The city paid nothing in principal until 2011 — only interest during those early years.
Interest payments on the $11.9 million cost the city about $6.6 million.
The interest rate in 2007 was 6.88% so the city paid $818,720 in interest alone that year.
The interest rate in 2011, the first year the city paid toward the principal, was 5.34%.
It has decreased since then. It was 1% in 2012, 1.5% in 2013, 1.65% in 2014, 1.9% in 2015, 1.75% in 2016, 2.44% in 2017, 3.24% in 2018, 3.1% in 2019 and 1% in 2020, 2021 and 2022, before going up to 4.13% in 2023.
The admission tax, first imposed in 2011, has generated almost $3 million.
The operating profits since 2009 are about $3.5 million.
“Over time, JAC and Eric Ryan turned this particular venue into a destination and one of the tour stops for entertainers, especially country” music acts, Miasek said.
The operating profits and admission tax will go toward improvements at the center, Miasek said.
Not having to pay debt service on the facility will “free up funds for new projects. One could be a combined police and fire safety campus,” Miasek said.
The city administration on Dec. 18 proposed a $45 million safety-service building. The administration wants to use $10 million to $15 million in American Rescue Plan funds for the project and seek state and federal grants. Any additional needed money for the project would be borrowed, Miasek said. Council hasn’t committed to the project.
COVELLI WORK
The downtown entertainment center, which opened in October 2005, cannot wait any longer for improvement work, Miasek said.
City council on Nov. 1 authorized the board of control to spend up to $2 million to hire a contractor to repair the center’s roof. That project should start in the spring.
Water is leaking into the center’s kitchen and into some of the loges, Miasek said.
“It’s a big project, but it is needed,” he said.
Ryan added: “The roof is an issue. We’ve been patching. We have to do it right.”
As part of a five-year contract extension signed in June 2022 with two five-year options to continue playing its home games at the center, the Youngstown Phantoms hockey team agreed to pay the $1 million cost of a new ice plant, which makes and freezes the ice at the rink.
The center in recent years also made renovations to its Jumbotron video display system and to its VIP area, Ryan said.
Future replacements and upgrades are expected to the center’s audio-visual equipment, the hockey rink dashboards, new digital signs, replacing the 1,800 chairs on the floor, and building a storage facility for those chairs and other equipment, Ryan said.
“We have a covering for our chairs, but they’re weathered as we leave them on the side of the building,” he said. “Replacing 1,800 chairs on the floor is not an inexpensive project, but it has to be done.

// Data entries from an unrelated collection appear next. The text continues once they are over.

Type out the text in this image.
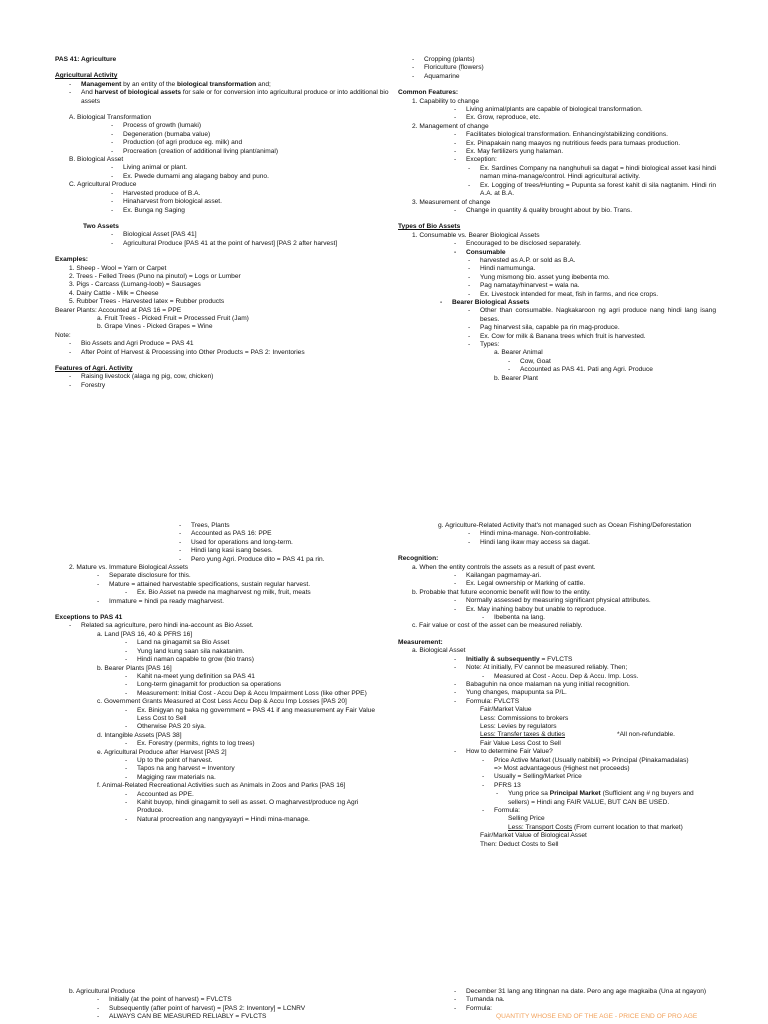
PAS 41: Agriculture
Agricultural Activity
- Management by an entity of the biological transformation and;
-	And harvest of biological assets for sale or for conversion into agricultural produce or into additional bio assets
A. Biological Transformation
- Process of growth (lumaki)
- Degeneration (bumaba value)
- Production (of agri produce eg. milk) and
- Procreation (creation of additional living plant/animal)
B. Biological Asset
- Living animal or plant.
- Ex. Pwede dumami ang alagang baboy and puno.
C. Agricultural Produce
- Harvested produce of B.A.
- Hinaharvest from biological asset.
- Ex. Bunga ng Saging
Two Assets
- Biological Asset [PAS 41]
- Agricultural Produce [PAS 41 at the point of harvest] [PAS 2 after harvest]
Examples:
1. Sheep - Wool = Yarn or Carpet
2. Trees - Felled Trees (Puno na pinutol) = Logs or Lumber
3. Pigs - Carcass (Lumang-loob) = Sausages
4. Dairy Cattle - Milk = Cheese
5. Rubber Trees - Harvested latex = Rubber products
Bearer Plants: Accounted at PAS 16 = PPE
a. Fruit Trees - Picked Fruit = Processed Fruit (Jam)
b. Grape Vines - Picked Grapes = Wine
Note:
- Bio Assets and Agri Produce = PAS 41
- After Point of Harvest & Processing into Other Products = PAS 2: Inventories
Features of Agri. Activity
- Raising livestock (alaga ng pig, cow, chicken)
- Forestry
- Cropping (plants)
- Floriculture (flowers)
- Aquamarine
Common Features:
1. Capability to change
- Living animal/plants are capable of biological transformation.
- Ex. Grow, reproduce, etc.
2. Management of change
- Facilitates biological transformation. Enhancing/stabilizing conditions.
- Ex. Pinapakain nang maayos ng nutritious feeds para tumaas production.
- Ex. May fertilizers yung halaman.
- Exception:
-	Ex. Sardines Company na nanghuhuli sa dagat = hindi biological asset kasi hindi naman mina-manage/control. Hindi agricultural activity.
-	Ex. Logging of trees/Hunting = Pupunta sa forest kahit di sila nagtanim. Hindi rin A.A. at B.A.
3. Measurement of change
- Change in quantity & quality brought about by bio. Trans.
Types of Bio Assets
1. Consumable vs. Bearer Biological Assets
- Encouraged to be disclosed separately.
- Consumable
- harvested as A.P. or sold as B.A.
- Hindi namumunga.
- Yung mismong bio. asset yung ibebenta mo.
- Pag namatay/hinarvest = wala na.
- Ex. Livestock intended for meat, fish in farms, and rice crops.
- Bearer Biological Assets
-	Other than consumable. Nagkakaroon ng agri produce nang hindi lang isang beses.
- Pag hinarvest sila, capable pa rin mag-produce.
- Ex. Cow for milk & Banana trees which fruit is harvested.
- Types:
a. Bearer Animal
- Cow, Goat
- Accounted as PAS 41. Pati ang Agri. Produce
b. Bearer Plant
- Trees, Plants
- Accounted as PAS 16: PPE
- Used for operations and long-term.
- Hindi lang kasi isang beses.
- Pero yung Agri. Produce dito = PAS 41 pa rin.
2. Mature vs. Immature Biological Assets
- Separate disclosure for this.
- Mature = attained harvestable specifications, sustain regular harvest.
- Ex. Bio Asset na pwede na magharvest ng milk, fruit, meats
- Immature = hindi pa ready magharvest.
Exceptions to PAS 41
- Related sa agriculture, pero hindi ina-account as Bio Asset.
a. Land [PAS 16, 40 & PFRS 16]
- Land na ginagamit sa Bio Asset
- Yung land kung saan sila nakatanim.
- Hindi naman capable to grow (bio trans)
b. Bearer Plants [PAS 16]
- Kahit na-meet yung definition sa PAS 41
- Long-term ginagamit for production sa operations
-	Measurement: Initial Cost - Accu Dep & Accu Impairment Loss (like other PPE)
c. Government Grants Measured at Cost Less Accu Dep & Accu Imp Losses [PAS 20]
-	Ex. Binigyan ng baka ng government = PAS 41 if ang measurement ay Fair Value Less Cost to Sell
- Otherwise PAS 20 siya.
d. Intangible Assets [PAS 38]
- Ex. Forestry (permits, rights to log trees)
e. Agricultural Produce after Harvest [PAS 2]
- Up to the point of harvest.
- Tapos na ang harvest = Inventory
- Magiging raw materials na.
f. Animal-Related Recreational Activities such as Animals in Zoos and Parks [PAS 16]
- Accounted as PPE.
-	Kahit buyop, hindi ginagamit to sell as asset. O magharvest/produce ng Agri Produce.
- Natural procreation ang nangyayayri = Hindi mina-manage.
g. Agriculture-Related Activity that's not managed such as Ocean Fishing/Deforestation
- Hindi mina-manage. Non-controllable.
- Hindi lang ikaw may access sa dagat.
Recognition:
a. When the entity controls the assets as a result of past event.
- Kailangan pagmamay-ari.
- Ex. Legal ownership or Marking of cattle.
b. Probable that future economic benefit will flow to the entity.
- Normally assessed by measuring significant physical attributes.
- Ex. May inahing baboy but unable to reproduce.
- Ibebenta na lang.
c. Fair value or cost of the asset can be measured reliably.
Measurement:
a. Biological Asset
- Initially & subsequently = FVLCTS
- Note: At initially, FV cannot be measured reliably. Then;
- Measured at Cost - Accu. Dep & Accu. Imp. Loss.
- Babaguhin na once malaman na yung initial recognition.
- Yung changes, mapupunta sa P/L.
- Formula: FVLCTS
Fair/Market Value
Less: Commissions to brokers
Less: Levies by regulators
Less: Transfer taxes & duties	*All non-refundable.
Fair Value Less Cost to Sell
- How to determine Fair Value?
- Price Active Market (Usually nabibili) => Principal (Pinakamadalas)
=> Most advantageous (Highest net proceeds)
- Usually = Selling/Market Price
- PFRS 13
-	Yung price sa Principal Market (Sufficient ang # ng buyers and sellers) = Hindi ang FAIR VALUE, BUT CAN BE USED.
- Formula:
Selling Price
Less: Transport Costs (From current location to that market)
Fair/Market Value of Biological Asset
Then: Deduct Costs to Sell
b. Agricultural Produce
- Initially (at the point of harvest) = FVLCTS
- Subsequently (after point of harvest) = [PAS 2: Inventory] = LCNRV
- ALWAYS CAN BE MEASURED RELIABLY = FVLCTS
-	December 31 lang ang titingnan na date. Pero ang age magkaiba (Una at ngayon)
- Tumanda na.
- Formula:
QUANTITY WHOSE END OF THE AGE - PRICE END OF PRO AGE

Also, our storage facility is so inadequate. We have to store stuff outside and rent trailers. We need to put an actual storage facility on the back of the building. I hope to tackle that in the next year.”
Miasek said: “We have to put money back into the aging infrastructure. It’s over 18 years old.”
Ryan said: “Seven years ago, if I went to the city and said, ‘We need new digital signs,’ they would have said, ‘No way.’ It will be nice to do those upgrades. We’ll get together a master plan for the next five to 10 years and work to improve the facility.”
Ryan also said he wants a back exit for vehicles to leave the parking lot in order to avoid congestion.
“There were a lot of naysayers and we were able to get it paid off in less than 20 years,” he said. “I’m grateful to be part of it. Moving forward we’re only going to get better.”